Lastly and most importantly, Rubio is a smart, well-spoken man who, polling shows, relates very well to women and minorities, especially Hispanic immigrants. In a party where every single presidential candidate out of 15 is a white male, except for Carly Fiorina and Ben Carson, the Republicans need someone who can obtain votes from the key Democratic groups, which is where Rubio’s Cuban heritage comes in. Also, various top Democrat strategists are uneasy about the possibility of a Hillary Clinton-Marco Rubio matchup because they know that his youthful face, fiery speeches and real life American-dream story could capture many previously Democratic voters.
Now, as election day comes closer, many of Rubio’s opponents will begin to feel threatened and start releasing negative campaign ads. Although Rubio has a strong background in many ways, he can also be hit pretty hard. For example, years ago, he lied and said that his parents left Cuba during the Castro regime, but they actually left before. He has also flip-flopped on many important issues such as the “Path to Citizenship” which he initially supported and then railed against. His record in the Senate is not very strong as he was frequently absent. However, all of these issues will be overcome simply by the fact that Rubio is the best of the worst.

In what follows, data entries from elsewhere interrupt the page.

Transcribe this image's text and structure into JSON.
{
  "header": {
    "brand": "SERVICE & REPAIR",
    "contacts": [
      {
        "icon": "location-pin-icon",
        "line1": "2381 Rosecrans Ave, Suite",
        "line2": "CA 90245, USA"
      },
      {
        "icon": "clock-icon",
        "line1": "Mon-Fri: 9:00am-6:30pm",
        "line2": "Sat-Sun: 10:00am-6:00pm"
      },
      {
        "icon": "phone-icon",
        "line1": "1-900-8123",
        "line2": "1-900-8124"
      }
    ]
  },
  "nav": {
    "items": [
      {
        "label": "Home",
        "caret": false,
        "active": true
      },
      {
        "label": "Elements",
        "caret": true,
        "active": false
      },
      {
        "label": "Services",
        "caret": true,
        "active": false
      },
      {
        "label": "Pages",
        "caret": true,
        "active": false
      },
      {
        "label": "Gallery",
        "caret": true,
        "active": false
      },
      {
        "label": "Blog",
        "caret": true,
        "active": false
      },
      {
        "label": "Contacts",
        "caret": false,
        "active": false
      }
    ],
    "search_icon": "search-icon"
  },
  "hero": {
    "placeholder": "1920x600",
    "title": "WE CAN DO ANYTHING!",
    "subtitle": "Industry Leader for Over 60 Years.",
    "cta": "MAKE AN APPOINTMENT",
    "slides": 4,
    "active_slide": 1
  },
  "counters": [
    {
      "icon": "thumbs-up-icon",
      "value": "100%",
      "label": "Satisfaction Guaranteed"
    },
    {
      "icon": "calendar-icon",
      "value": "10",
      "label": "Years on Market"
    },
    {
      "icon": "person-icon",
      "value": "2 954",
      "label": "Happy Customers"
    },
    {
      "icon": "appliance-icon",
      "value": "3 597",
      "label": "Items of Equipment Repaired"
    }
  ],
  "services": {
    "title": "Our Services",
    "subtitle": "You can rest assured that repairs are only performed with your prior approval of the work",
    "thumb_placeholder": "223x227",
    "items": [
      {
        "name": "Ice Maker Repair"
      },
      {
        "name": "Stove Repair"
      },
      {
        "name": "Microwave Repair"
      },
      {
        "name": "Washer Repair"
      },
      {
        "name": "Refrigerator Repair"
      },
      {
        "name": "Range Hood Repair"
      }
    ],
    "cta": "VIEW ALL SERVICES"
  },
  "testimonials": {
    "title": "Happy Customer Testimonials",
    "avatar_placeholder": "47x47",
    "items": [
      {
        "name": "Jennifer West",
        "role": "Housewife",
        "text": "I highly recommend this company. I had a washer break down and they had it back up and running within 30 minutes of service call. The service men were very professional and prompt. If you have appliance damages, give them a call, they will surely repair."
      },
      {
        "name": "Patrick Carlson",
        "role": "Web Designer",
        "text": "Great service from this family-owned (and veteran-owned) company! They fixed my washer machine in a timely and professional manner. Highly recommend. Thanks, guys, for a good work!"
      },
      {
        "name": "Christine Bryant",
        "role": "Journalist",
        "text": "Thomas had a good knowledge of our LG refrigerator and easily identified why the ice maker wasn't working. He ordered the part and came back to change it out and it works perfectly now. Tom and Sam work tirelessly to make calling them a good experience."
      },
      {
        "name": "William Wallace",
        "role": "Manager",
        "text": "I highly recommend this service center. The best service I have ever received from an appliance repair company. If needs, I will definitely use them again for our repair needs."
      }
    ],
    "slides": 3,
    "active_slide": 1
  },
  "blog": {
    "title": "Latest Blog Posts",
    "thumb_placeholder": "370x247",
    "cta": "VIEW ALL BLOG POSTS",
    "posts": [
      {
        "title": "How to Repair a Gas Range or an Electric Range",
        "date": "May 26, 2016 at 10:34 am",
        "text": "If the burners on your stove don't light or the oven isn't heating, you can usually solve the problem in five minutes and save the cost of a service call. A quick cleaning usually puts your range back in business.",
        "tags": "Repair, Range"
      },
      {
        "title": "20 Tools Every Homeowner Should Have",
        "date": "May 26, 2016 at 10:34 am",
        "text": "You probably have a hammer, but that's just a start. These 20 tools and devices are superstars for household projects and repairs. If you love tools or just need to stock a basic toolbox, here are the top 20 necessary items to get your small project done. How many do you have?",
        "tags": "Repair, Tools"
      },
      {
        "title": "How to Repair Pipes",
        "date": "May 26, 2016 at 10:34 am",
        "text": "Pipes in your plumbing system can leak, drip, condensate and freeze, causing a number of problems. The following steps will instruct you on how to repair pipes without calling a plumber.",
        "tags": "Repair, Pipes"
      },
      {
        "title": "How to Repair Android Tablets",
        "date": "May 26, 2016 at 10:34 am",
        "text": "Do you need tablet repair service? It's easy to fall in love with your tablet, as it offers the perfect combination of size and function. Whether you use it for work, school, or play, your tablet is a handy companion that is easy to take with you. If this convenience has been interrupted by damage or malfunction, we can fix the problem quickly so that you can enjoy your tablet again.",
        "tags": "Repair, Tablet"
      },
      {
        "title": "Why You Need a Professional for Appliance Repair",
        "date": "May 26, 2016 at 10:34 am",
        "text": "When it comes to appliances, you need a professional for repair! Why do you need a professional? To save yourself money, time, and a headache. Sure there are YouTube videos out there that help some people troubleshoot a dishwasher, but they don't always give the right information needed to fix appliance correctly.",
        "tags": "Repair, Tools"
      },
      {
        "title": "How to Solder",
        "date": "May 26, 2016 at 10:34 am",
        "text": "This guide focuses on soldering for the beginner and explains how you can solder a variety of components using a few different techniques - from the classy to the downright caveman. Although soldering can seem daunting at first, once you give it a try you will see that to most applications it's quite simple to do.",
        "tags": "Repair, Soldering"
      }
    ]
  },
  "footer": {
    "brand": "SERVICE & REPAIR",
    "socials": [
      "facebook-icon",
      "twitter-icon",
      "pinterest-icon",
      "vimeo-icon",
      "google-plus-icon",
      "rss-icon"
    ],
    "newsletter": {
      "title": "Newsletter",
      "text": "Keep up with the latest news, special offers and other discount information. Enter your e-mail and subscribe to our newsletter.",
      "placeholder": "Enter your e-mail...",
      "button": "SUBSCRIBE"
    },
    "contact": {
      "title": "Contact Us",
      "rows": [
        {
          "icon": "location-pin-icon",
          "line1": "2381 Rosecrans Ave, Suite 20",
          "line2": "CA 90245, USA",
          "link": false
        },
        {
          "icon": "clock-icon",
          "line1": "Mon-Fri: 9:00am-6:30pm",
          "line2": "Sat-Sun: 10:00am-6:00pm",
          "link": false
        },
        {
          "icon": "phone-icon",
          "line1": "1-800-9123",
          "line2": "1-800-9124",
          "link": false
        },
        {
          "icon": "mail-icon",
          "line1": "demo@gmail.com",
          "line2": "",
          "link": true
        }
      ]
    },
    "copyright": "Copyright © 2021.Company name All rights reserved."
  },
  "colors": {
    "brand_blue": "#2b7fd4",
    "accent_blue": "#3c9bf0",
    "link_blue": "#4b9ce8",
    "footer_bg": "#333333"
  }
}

He can adroitly respond to all accusations with skill and aplomb, which he did during the second Republican debate when questioned about his Senate record. Even with weak areas where he can be attacked, he’ll be able to fight off allegations, smears and other aggressive actions and rise to the top of the heap.
No matter what, in 2016, Marco Rubio, with the support of the GOP will be facing off against the Democratic nominee in an incredibly heated race for the highest office in the land.